Mr Foon said all refugees that come to New Zealand, no matter where they come from, comply with "robust and stringent processes".

"Refugee applications should be treated on the same basis irrespective of country of origin. I encourage the Government to fix it and make it fair. All leaders of Government must be fair. I'm supporting others who are calling out this discriminatory policy."

He recalled a "racist and discriminatory" law passed in 1881 called the Chinese Immigration Act, which imposed a tax on Chinese immigrants, "to try and stop the migration of Chinese people coming to New Zealand".

"My own family has been affected by similar discriminatory policies," Mr Foon said. "This is a case of history repeating itself."

Chief Human Rights Commissioner Paul Hunt said he "robustly" supported Mr Foon's position.

"No government policy can be discriminatory," he said.

Guled Mire, a prominent refugee and Muslim community advocate, said the community were grateful and heartened by Mr Foon's comments on the family link policy.
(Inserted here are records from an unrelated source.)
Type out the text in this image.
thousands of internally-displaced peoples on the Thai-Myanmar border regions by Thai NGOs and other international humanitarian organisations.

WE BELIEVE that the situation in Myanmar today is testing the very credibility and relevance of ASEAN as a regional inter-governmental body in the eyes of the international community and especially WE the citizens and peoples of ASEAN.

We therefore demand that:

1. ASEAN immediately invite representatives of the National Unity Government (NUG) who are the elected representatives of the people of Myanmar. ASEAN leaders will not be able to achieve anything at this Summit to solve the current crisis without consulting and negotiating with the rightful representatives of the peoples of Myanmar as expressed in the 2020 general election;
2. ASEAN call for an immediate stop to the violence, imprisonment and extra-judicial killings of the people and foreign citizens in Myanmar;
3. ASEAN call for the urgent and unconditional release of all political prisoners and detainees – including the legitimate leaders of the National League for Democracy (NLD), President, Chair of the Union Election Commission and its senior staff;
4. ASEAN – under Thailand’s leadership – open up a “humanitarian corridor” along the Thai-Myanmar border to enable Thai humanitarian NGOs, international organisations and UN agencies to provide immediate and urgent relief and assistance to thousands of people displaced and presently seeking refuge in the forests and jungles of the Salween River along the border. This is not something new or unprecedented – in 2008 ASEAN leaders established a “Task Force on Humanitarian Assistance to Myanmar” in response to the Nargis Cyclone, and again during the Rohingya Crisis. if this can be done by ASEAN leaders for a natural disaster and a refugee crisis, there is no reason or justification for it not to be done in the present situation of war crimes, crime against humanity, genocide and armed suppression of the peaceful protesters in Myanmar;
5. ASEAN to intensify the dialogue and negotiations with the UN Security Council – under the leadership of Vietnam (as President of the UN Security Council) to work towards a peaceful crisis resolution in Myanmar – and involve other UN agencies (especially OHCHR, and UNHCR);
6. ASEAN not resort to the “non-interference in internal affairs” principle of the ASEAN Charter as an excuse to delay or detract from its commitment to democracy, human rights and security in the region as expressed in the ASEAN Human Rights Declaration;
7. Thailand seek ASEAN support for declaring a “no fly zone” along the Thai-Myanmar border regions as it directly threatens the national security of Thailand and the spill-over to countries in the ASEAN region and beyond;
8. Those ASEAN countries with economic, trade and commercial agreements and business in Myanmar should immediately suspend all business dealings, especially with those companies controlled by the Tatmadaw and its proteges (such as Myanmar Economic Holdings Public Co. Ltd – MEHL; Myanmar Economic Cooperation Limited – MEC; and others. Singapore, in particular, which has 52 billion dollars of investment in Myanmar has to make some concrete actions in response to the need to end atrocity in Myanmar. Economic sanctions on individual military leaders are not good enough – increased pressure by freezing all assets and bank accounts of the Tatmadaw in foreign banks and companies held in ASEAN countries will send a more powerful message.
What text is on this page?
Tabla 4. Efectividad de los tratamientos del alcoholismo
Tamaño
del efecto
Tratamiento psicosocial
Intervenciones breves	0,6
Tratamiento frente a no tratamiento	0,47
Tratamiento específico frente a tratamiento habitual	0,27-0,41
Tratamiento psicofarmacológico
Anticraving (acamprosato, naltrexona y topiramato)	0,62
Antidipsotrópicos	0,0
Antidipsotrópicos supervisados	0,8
"Now is the time to decide if we truly want to be a country that stands for fairness, diversity and inclusion, or one that holds onto the status quo even when it is racist or discriminatory," Mr Mire said.

He said that everyone was "worthy of the same human rights and we now have an opportunity to do better and to make things fair".

"The Race Relations Commissioner makes a great parallel with the Chinese Poll Tax: how will NZ history look back on this racist policy? How will our mokopuna feel when they see how we heard the remarks 'they are us' but then continued to leave the door shut on us? My hope is that the next generation will look back with pride at how our country responded to tragedy - with kindness, compassion and treating everyone with dignity."

"My community would like to see the reassuring remarks by the Prime Minister following the Christchurch attacks translated directly into action. New Zealand and the wider global community are watching closely to see how the unity in the wake of Christchurch translates into actual policy."


The Government have been questioned by media continually since the issue was highlighted on TVNZ1's Sunday in May, on whether the policy is racist and discriminatory, and if it will change.

In May on TVNZ1's Breakfast, Mr Lees-Galloway said the policy was "the very definition of discrimination" but would not explicitly say whether the Government would change the policy.

Mr Lees-Galloway said on Q+A in June that the decision was before Government "on our next three-year programme, the family link decision is part of that".

When asked in June why the policy was not changed earlier, Mr Lees-Galloway said that "Immigration New Zealand need time to plan and operationalise the refugee intake".

When asked in July why the policy could not be changed during a Cabinet meeting, Prime Minister Jacinda Ardern said that sentiment was "often what you think when you're not inside Government, then you come in and go through a process".

"We're reviewing it right as we speak."

Last month, Ms Ardern said she thought the policy was "something that needs to be looked at but we'll be making announcements once final decisions have been made".

In a statement, the UNHCR - the UN's refugee agency - told TVNZ refugee laws should be applied "without discrimination to race, religion or country of origin".